Legislation that targets trans kids — and stops them from being able to participate in their full lives — can stigmatize young kids, make them feel alone, and harm their mental health. In March of 2021, the American Academy of Pediatrics said of the sports bans that were just beginning to take hold: “The American Academy of Pediatrics recommends... that playing on sports teams helps youth develop self-esteem, correlates positively with overall mental health, and appears to have a protective effect against suicide.”
The stakes for acceptance are high. A recent Trevor Project report found nearly 20 percent of trans and nonbinary youth attempted suicide last year, and are at a higher risk of suicide due to their stigmatization by sweeping anti-LGBTQ+ legislation. The biggest balm against the mental health crisis affecting our trans kids is acceptance and support from those around them, particularly their caregivers.

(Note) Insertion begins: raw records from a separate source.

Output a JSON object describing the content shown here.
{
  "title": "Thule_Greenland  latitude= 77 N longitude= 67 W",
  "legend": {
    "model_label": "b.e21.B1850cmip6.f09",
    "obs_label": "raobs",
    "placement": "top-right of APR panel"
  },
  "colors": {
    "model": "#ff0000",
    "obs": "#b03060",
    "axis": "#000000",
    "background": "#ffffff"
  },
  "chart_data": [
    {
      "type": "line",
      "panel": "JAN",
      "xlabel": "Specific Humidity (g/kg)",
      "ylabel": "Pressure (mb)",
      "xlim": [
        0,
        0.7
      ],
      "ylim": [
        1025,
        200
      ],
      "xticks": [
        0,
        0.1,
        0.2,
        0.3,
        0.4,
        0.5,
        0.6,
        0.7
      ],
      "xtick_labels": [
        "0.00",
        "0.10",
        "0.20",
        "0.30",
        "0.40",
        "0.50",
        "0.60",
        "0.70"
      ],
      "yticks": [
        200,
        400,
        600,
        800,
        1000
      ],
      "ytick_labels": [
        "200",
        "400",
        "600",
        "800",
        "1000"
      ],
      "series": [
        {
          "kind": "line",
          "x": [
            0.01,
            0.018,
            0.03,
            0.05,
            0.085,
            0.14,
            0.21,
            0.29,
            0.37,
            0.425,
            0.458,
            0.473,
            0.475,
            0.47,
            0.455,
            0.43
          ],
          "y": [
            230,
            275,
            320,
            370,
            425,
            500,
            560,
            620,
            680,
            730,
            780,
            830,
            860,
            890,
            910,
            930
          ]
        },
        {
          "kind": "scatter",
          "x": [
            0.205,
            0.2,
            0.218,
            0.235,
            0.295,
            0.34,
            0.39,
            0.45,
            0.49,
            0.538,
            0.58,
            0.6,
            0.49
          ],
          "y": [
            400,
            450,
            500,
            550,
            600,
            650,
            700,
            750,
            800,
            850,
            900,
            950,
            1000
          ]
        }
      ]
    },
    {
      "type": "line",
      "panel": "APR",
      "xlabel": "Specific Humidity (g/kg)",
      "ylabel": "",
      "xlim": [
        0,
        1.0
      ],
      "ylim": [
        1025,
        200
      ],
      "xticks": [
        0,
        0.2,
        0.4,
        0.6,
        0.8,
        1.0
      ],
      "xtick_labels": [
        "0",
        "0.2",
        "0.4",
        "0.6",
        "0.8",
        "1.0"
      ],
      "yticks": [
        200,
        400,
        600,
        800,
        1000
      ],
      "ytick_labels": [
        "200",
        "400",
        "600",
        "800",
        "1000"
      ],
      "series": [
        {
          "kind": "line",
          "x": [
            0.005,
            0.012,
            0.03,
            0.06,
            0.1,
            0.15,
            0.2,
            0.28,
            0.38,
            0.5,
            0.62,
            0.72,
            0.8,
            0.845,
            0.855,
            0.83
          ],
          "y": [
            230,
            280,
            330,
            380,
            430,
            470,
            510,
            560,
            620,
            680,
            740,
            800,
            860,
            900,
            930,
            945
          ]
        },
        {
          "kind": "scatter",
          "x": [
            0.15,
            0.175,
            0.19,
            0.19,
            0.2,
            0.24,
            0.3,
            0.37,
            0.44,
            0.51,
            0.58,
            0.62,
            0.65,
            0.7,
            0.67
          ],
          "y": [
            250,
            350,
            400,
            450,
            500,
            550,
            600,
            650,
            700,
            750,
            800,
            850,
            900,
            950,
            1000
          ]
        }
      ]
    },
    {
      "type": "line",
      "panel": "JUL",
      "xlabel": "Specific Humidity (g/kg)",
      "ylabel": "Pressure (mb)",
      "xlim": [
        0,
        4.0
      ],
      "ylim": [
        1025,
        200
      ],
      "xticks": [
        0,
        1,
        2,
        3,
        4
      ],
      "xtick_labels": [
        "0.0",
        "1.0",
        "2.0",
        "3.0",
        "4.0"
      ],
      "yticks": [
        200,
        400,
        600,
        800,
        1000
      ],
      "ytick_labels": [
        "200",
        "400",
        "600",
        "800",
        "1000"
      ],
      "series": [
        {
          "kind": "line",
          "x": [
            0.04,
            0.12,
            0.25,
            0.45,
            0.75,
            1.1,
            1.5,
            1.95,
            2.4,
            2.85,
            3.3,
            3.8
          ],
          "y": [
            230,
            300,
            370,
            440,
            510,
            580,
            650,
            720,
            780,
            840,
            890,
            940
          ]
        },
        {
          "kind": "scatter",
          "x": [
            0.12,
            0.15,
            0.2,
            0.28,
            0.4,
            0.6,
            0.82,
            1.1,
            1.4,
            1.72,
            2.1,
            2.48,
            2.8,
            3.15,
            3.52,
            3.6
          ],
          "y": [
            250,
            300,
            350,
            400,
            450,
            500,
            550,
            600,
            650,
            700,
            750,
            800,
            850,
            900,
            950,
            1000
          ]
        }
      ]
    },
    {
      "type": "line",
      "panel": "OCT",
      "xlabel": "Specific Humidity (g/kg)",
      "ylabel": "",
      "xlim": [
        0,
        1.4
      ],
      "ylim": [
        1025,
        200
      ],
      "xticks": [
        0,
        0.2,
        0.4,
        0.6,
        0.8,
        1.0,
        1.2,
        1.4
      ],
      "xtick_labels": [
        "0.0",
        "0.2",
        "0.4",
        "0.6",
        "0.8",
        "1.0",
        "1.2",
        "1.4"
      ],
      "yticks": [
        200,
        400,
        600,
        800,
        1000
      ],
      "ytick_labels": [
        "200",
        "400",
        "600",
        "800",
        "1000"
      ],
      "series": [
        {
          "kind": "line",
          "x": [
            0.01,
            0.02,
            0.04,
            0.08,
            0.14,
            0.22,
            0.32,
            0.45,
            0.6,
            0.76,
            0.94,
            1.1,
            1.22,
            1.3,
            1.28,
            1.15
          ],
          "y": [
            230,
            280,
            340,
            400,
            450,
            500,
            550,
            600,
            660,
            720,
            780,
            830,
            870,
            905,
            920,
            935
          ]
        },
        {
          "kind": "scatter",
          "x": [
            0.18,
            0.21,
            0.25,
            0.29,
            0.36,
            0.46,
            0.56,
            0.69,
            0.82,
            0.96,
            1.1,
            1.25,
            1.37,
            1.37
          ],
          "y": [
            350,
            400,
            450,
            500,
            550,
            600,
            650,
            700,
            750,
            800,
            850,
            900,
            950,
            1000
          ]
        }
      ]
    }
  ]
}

“This Pride, we need our cisgender and straight allies, especially those in government, sports, healthcare, and the business world, to speak out and take action for the transgender and nonbinary youth under attack,” said Carrie Davis, Chief Community Officer for The Trevor Project.
“We can promote fairness in sports without sidelining all transgender students in the process, but we also know these attacks are not about fairness in sports — they’re about our very existence...These bills are part of a larger effort to erase transgender and nonbinary youth by making it virtually impossible to grow up trans.”